Jeudi soir, au Grand Bornand, Johan Bruyneel nous confiait indirectement ses doutes. " Laissez-nous déjà finir ce Tour et assurer la sixième victoire. Quand tout sera plus calme, dans quelques jours, on réfléchira à tout ça. Avec le Pro Tour, beaucoup de choses vont changer l´an prochain. Le Tour 2005, c´est encore loin. Mais six, c´est déjà énorme" expliquait le manager de l´équipe US Postal.
Comme Anquetil?
Pas de quoi en déduire que Lance Armstrong ne sera pas au départ de Noirmoutier, mais suffisant pour comprendre que le champion d´Austin se tâte. Une impression confirmée vendredi par Jogi Muller, porte-parole de la formation américaine. " C´est du 50-50. Il y a une chance pour qu´il ne soit pas là l´an prochain. La décision n´est pas encore prise", a-t-il confié à Annemasse à nos confrères de Associated Press.
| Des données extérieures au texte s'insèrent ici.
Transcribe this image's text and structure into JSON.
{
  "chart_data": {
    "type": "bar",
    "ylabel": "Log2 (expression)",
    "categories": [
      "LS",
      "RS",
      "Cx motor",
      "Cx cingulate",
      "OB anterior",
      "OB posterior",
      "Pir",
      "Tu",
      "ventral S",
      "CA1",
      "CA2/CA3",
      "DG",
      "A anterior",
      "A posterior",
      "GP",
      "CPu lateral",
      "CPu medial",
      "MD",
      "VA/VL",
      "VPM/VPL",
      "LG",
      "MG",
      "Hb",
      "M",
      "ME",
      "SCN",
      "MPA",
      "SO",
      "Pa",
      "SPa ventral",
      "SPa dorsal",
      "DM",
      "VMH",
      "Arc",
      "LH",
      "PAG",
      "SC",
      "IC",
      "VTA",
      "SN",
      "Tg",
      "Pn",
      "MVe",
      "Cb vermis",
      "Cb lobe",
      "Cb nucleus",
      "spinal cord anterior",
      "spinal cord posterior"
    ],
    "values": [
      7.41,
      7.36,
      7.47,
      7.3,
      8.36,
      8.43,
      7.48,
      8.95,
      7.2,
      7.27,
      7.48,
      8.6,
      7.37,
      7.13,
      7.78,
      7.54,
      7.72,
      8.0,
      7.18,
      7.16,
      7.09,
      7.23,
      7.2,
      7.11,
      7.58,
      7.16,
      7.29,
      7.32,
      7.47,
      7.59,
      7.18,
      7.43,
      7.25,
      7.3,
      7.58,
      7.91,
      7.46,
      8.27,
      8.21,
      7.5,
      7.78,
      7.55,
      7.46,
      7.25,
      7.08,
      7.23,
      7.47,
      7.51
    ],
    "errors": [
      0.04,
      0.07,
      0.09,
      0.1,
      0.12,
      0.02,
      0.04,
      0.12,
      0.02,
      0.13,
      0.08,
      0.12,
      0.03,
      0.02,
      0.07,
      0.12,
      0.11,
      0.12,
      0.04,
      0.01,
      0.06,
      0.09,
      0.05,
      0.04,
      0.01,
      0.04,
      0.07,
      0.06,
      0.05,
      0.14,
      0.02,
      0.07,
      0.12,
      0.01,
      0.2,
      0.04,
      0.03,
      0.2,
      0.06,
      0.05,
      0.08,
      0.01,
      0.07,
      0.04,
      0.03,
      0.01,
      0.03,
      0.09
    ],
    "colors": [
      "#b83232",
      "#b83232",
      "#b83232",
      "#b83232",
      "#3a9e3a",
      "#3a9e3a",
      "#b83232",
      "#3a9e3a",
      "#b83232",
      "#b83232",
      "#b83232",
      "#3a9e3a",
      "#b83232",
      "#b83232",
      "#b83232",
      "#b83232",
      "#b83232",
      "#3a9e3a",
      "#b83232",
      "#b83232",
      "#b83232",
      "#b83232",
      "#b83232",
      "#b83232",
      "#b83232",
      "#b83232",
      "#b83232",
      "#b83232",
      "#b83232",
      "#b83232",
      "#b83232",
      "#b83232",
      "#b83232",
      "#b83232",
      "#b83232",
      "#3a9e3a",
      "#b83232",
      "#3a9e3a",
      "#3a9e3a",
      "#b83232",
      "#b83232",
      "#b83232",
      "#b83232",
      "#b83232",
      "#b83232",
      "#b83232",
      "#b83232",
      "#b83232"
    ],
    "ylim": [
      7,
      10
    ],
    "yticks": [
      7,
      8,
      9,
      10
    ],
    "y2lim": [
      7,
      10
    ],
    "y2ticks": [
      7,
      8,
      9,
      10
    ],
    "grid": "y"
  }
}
Afin de dissiper tout malentendu, il n´est pas question de retraite. Simplement d´un recentrage des objectifs du Texan. " Il ne fait aucun doute qu´il courra l´an prochain. Il doit simplement décider quelles courses" confirme Muller. Ayant accompli un exploit historique, Armstrong pourrait avoir besoin de nouveaux défis, à l´instar d´un Anquetil qui, en 1965, avait préféré se lancer dans l´improbable doublé Bordeaux-Paris plutôt que de viser une sixième victoire dans le Tour.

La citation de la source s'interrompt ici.